Also there are a lot of flyers in my area,and if we see strange birds flying,droppers are coming out to try to lure the bird to come down.


----------



## g0ldenb0y55 (Dec 23, 2008)

Birdman79 said:


> Also there are a lot of flyers in my area,and if we see strange birds flying,droppers are coming out to try to lure the bird to come down.


That's what we did when I was growing up in the Philippines! 

Here not so much. Racing homers here are to darn smart.


----------



## Birdman79 (Aug 9, 2007)

Yeah we don't bother with the racers too slick.There's a guy that races his birds good 1/8 of a mile from us.He's got a nice 20+ bird team that routes and they'll usually fly towards who's ever's flying their birds ,mostly tumblers.

They sometimes loose birds to the racers.


----------



## MaryOfExeter (Sep 30, 2007)

Ah  I didn't know tipplers where trained that way. Mine know to eat when I call them, since the droppers are only used here on race day.


----------



## g0ldenb0y55 (Dec 23, 2008)

Birdman79 said:


> Yeah we don't bother with the racers too slick.There's a guy that races his birds good 1/8 of a mile from us.He's got a nice 20+ bird team that routes and they'll usually fly towards who's ever's flying their birds ,mostly tumblers.
> 
> They sometimes loose birds to the racers.


Lol, my birds have brought back a roller or 2 before....


----------



## pattersonk2002 (Jun 1, 2008)

*droppers*



MaryOfExeter said:


> Ah  I didn't know tipplers where trained that way. Mine know to eat when I call them, since the droppers are only used here on race day.

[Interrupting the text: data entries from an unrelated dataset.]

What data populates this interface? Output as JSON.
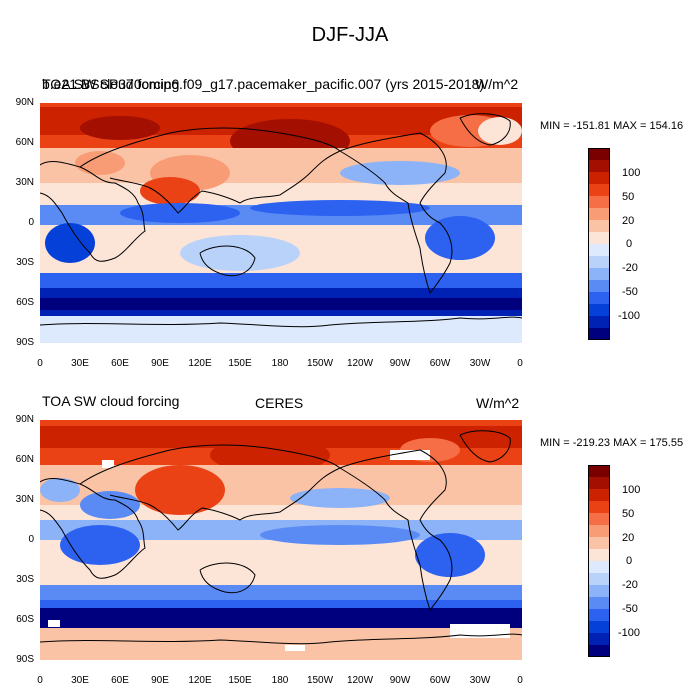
{
  "title": "DJF-JJA",
  "colorbar": {
    "colors": [
      "#00007f",
      "#0022b4",
      "#0540d9",
      "#2c62ef",
      "#5a8bf5",
      "#8cb2f7",
      "#b9d2fa",
      "#dde9fc",
      "#fce4d7",
      "#fbc3a6",
      "#f89c76",
      "#f56e45",
      "#ea4215",
      "#cc2200",
      "#a30f00",
      "#7a0000"
    ],
    "labels": [
      "100",
      "50",
      "20",
      "0",
      "-20",
      "-50",
      "-100"
    ]
  },
  "axes": {
    "y_labels": [
      "90N",
      "60N",
      "30N",
      "0",
      "30S",
      "60S",
      "90S"
    ],
    "x_labels": [
      "0",
      "30E",
      "60E",
      "90E",
      "120E",
      "150E",
      "180",
      "150W",
      "120W",
      "90W",
      "60W",
      "30W",
      "0"
    ]
  },
  "panels": [
    {
      "left_text": "TOA SW cloud forcing",
      "center_text": "b.e21.BSSP370cmip6.f09_g17.pacemaker_pacific.007 (yrs 2015-2018)",
      "right_text": "W/m^2",
      "min_text": "MIN = -151.81",
      "max_text": "MAX = 154.16"
    },
    {
      "left_text": "TOA SW cloud forcing",
      "center_text": "CERES",
      "right_text": "W/m^2",
      "min_text": "MIN = -219.23",
      "max_text": "MAX = 175.55"
    }
  ]
}
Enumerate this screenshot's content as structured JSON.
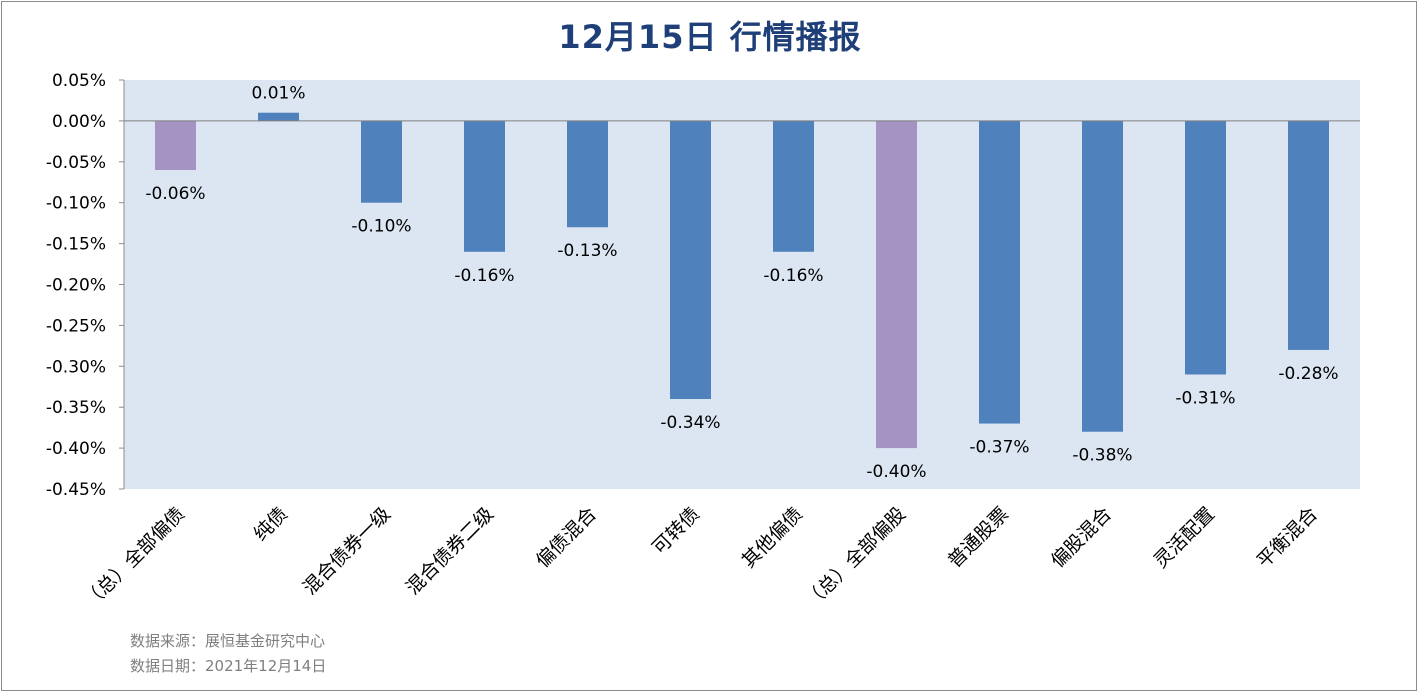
{
  "title": "12月15日  行情播报",
  "footer": {
    "source": "数据来源：展恒基金研究中心",
    "date": "数据日期：2021年12月14日"
  },
  "colors": {
    "plot_background": "#dce6f2",
    "bar": "#4f81bd",
    "bar_highlight": "#a593c4",
    "title": "#1f3f78"
  },
  "chart_data": {
    "type": "bar",
    "title": "12月15日  行情播报",
    "categories": [
      "（总）全部偏债",
      "纯债",
      "混合债券一级",
      "混合债券二级",
      "偏债混合",
      "可转债",
      "其他偏债",
      "（总）全部偏股",
      "普通股票",
      "偏股混合",
      "灵活配置",
      "平衡混合"
    ],
    "values": [
      -0.06,
      0.01,
      -0.1,
      -0.16,
      -0.13,
      -0.34,
      -0.16,
      -0.4,
      -0.37,
      -0.38,
      -0.31,
      -0.28
    ],
    "value_labels": [
      "-0.06%",
      "0.01%",
      "-0.10%",
      "-0.16%",
      "-0.13%",
      "-0.34%",
      "-0.16%",
      "-0.40%",
      "-0.37%",
      "-0.38%",
      "-0.31%",
      "-0.28%"
    ],
    "highlight": [
      true,
      false,
      false,
      false,
      false,
      false,
      false,
      true,
      false,
      false,
      false,
      false
    ],
    "unit": "%",
    "ylim": [
      -0.45,
      0.05
    ],
    "yticks": [
      0.05,
      0.0,
      -0.05,
      -0.1,
      -0.15,
      -0.2,
      -0.25,
      -0.3,
      -0.35,
      -0.4,
      -0.45
    ],
    "ytick_labels": [
      "0.05%",
      "0.00%",
      "-0.05%",
      "-0.10%",
      "-0.15%",
      "-0.20%",
      "-0.25%",
      "-0.30%",
      "-0.35%",
      "-0.40%",
      "-0.45%"
    ],
    "grid": false,
    "legend": "none"
  }
}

 Yes tipplers, Iranian and serbian high flyers for a few use droppers to bring there birds down and for the very reason you mentioned. I still don't see why you could not use a cloth or have a shirt floresent orange to associate with food and safty. I am going to try this. I am not comfertible with putting a bird in danger as a sitting duck, if one of my birds gets hit on the way down then so be it, I would only feel half as bad then feeding them to a hawk on purpose >Kevin


----------



## MaryOfExeter (Sep 30, 2007)

Quite a few people do flag their birds down when it's time to eat  Usually an orange or red old shirt or cloth attached to a pole that they wave around.


----------



## sreeshs (Aug 16, 2009)

MaryOfExeter said:


> Quite a few people do flag their birds down when it's time to eat  Usually an orange or red old shirt or cloth attached to a pole that they wave around.


We used an old blue t-shirt tied to a long pole as the landing signal, I think the pigeons got accustomed to the action of waving the cloth on pole, because they did follow when the color was changed to yellow. Interestingly it was the same pole which was used to wave at the lazy ones to start them flying  (by the way the blue t-shirt was not at all blue when it got changed  it was close to brown with dust)


----------